Iranian Kurdistan: Rappers in Germany Help Teenagers Affirm Their Kurdish Identity
Kurdish rappers have started to affirm themselves on the German rap scene in the 2000s. This musical genre counts now many famous German-Kurdish artists. Singing about Kurdish culture and language, they have enabled teenagers to be proud of their Kurdish identity, which had often been repressed in the past decades. The climate of hostility towards the Kurds has gradually changed with the official recognition of Iraq’s Kurdistan region and with the short-lived ease of tensions between the Kurds and the Turkish government in 2012-13. One of the most famous German rappers, Azad, originally comes from Iranian Kurdistan.
Photo courtesy of Rudaw.
Below is an article published by Rudaw:
For Kurdish teens growing up in Germany, it was hard to find idols like athletes and musicians to look up to. Then came rappers like Azad and Xatar, whose lyrics about Kurdish pride transformed an entire generation of Kurds in Germany and beyond.
“It began with Azad,” remembers 26-year-old Zhira Shekany, who is a big fan of the Kurdish MC.
“He was the first one to show his Kurdish heritage. I remember how a lot of Kurdish kids, especially from Turkey, didn’t dare to say that they are Kurdish in the 1990s. Even here in Germany, because they were afraid of the Turks. But then Azad came along, and suddenly it became cool to be a Kurd.”
Azad was born in eastern Kurdistan in Iran and after immigrating to Germany with his family, the young musician became renowned throughout Germany for his skilled verses and rhymes. In the late 1990s and early 2000s, he became indispensable in the Hip Hop industry.
“I am very aware of my role,” he said in one of his older interviews in the early 2000s. “As Kurds, a people without a recognized country, we have to face many difficulties. You say ‘I am a Kurd’ and people respond to you ‘Oh yeah, a Turk.’ But no, I am a Kurd, I have my own language, my own people, my own culture.”
While Azad was the only famous Kurdish rapper in the early 2000s, there were many Turkish rappers in Germany, who were able not just to be a voice for their community but also to be idols for young Turks. However, with the years flying by, it became known that many of these “Turkish” musicians had, in fact, a Kurdish heritage.
“There are still many Kurds who just can’t be honest about their heritage. Of course, it’s not only their fault; the Turkish state forces Kurds since 1923 to refer to themselves as Turks. Just think of KC Rebell, who calls himself ‘Turkish Prince’ or Eko Fresh, who changes his heritage from time to time,” says 25-year-old Cem Altintas.
Eko Fresh is one of the best known rappers in Germany. He considers himself a German-Turk. However, collaborating with the Kurdish rap group “La Honda” in the late 2000s, he occasionally referred to himself as a Kurd, as his father was a Kurd from Sivas in Turkey.

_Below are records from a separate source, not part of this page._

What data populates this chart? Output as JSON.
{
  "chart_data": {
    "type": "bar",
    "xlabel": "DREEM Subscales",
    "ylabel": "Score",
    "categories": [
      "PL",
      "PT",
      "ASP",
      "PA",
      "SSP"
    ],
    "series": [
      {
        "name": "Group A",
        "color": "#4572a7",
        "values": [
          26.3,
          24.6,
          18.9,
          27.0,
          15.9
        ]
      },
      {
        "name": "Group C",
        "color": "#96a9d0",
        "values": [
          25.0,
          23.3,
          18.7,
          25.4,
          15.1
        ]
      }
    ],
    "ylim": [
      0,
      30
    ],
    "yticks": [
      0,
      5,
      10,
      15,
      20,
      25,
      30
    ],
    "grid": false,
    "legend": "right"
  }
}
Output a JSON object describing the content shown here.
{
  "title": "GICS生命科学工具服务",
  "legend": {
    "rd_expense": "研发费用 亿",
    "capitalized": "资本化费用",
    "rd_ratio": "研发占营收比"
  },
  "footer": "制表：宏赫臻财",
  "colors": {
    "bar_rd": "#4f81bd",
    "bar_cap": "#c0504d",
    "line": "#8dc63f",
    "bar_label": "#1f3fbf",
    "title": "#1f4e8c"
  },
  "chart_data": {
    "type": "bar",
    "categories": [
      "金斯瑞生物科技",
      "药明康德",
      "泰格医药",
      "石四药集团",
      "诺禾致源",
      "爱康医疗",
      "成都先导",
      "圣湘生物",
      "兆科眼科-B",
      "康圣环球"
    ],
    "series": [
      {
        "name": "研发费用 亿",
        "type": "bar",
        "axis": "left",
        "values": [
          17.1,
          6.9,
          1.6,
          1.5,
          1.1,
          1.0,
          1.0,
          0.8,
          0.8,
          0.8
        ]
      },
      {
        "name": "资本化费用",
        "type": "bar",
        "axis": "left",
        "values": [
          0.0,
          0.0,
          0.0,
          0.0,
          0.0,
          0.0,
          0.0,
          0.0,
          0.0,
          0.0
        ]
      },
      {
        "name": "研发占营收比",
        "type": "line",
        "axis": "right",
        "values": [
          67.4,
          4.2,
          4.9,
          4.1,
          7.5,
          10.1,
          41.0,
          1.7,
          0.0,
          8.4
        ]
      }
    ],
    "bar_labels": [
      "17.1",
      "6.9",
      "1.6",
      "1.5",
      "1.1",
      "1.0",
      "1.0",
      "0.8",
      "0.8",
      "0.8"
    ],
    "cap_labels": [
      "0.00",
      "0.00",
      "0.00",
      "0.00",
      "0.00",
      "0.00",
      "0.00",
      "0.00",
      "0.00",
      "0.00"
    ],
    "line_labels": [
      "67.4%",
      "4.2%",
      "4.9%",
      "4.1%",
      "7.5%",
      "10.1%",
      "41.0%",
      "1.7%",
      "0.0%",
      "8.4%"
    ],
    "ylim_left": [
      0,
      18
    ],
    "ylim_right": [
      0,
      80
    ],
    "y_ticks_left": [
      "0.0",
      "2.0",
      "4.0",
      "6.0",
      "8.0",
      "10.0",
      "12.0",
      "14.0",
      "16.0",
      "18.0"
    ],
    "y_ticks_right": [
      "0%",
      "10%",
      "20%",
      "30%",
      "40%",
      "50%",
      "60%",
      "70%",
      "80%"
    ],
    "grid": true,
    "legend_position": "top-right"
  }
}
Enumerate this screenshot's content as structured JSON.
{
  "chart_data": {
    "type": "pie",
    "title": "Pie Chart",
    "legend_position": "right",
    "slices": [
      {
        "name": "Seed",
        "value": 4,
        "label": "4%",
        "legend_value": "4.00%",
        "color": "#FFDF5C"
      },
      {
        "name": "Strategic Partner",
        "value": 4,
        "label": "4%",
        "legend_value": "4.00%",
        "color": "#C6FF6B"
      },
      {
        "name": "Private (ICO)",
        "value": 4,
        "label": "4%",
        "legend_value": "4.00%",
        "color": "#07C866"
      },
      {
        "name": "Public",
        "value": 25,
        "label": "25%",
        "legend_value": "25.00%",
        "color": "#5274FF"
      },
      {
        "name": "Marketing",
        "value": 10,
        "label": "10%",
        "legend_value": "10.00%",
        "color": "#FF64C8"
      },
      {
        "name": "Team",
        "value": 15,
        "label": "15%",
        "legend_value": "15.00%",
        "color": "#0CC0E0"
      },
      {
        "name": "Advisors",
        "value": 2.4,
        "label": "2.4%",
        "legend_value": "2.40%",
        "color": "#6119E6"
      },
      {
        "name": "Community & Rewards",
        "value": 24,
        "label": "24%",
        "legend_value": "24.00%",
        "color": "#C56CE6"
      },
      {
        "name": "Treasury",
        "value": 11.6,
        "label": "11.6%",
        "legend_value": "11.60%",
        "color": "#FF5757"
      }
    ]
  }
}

In an interview with hiphop.de, Xatar referred to these cases: “Since 2006/2007, since Xatar’s music video, they are all Kurds. Sales aren’t good as a Turk, Xatar sells good, let’s be Kurds now. Now they say ‘Biji, Biji, Kurdistan’ (Long Live Kurdistan) without even knowing what it means.”
After the fall of Saddam Hussein and the official recognition of the Kurdistan Region in Iraq -- but also with the easing of repression against Kurds in Turkey during the same period -- many Kurds in Germany could be more open about their heritage, and that was also mirrored in the music industry.
“Although I always said that I was a Kurd, I still added a ‘from Iraq’ to it. There was no official Kurdistan before the rise of the Kurdistan Region. But nowadays, Kurdistan is way more popular in the West than Iraq ever was. You also see that with rappers like Haftbefehl, Kurdo, Xatar, Capo, and many more, who proudly show their heritage. That was unthinkable in the past, especially of Kurds from the north in Turkey,” says 24-year-old student Aras Bahdini.
“Today’s rap industry in Germany wouldn’t be possible without the Kurdish artists,” says Tim Zimmerman, a German student majoring in the music fine arts. “Azad was away for a long time, but his last Album “Leben 2” from January was a huge hit in Germany. And musicians like Haftbefehl or Xatar are obviously indispensable in today’s Hip Hop industry; both are always at the top of the German album charts.”
Today’s Kurdish teenagers and even those of the 90s and 2000s can proudly show their Kurdish heritage, amongst others thanks to those Kurdish musicians in Germany who do not hide their origins.
With Azad being from eastern Kurdistan, Haftbefehl being from northern Kurdistan and Xatar with links to both southern and eastern Kurdistan, almost all Kurdish communities are represented.
And with the latest arrival of thousands of Kurds from western Kurdistan in Syria, who knows which young artist will thrive in the future Hip Hop scene in Germany.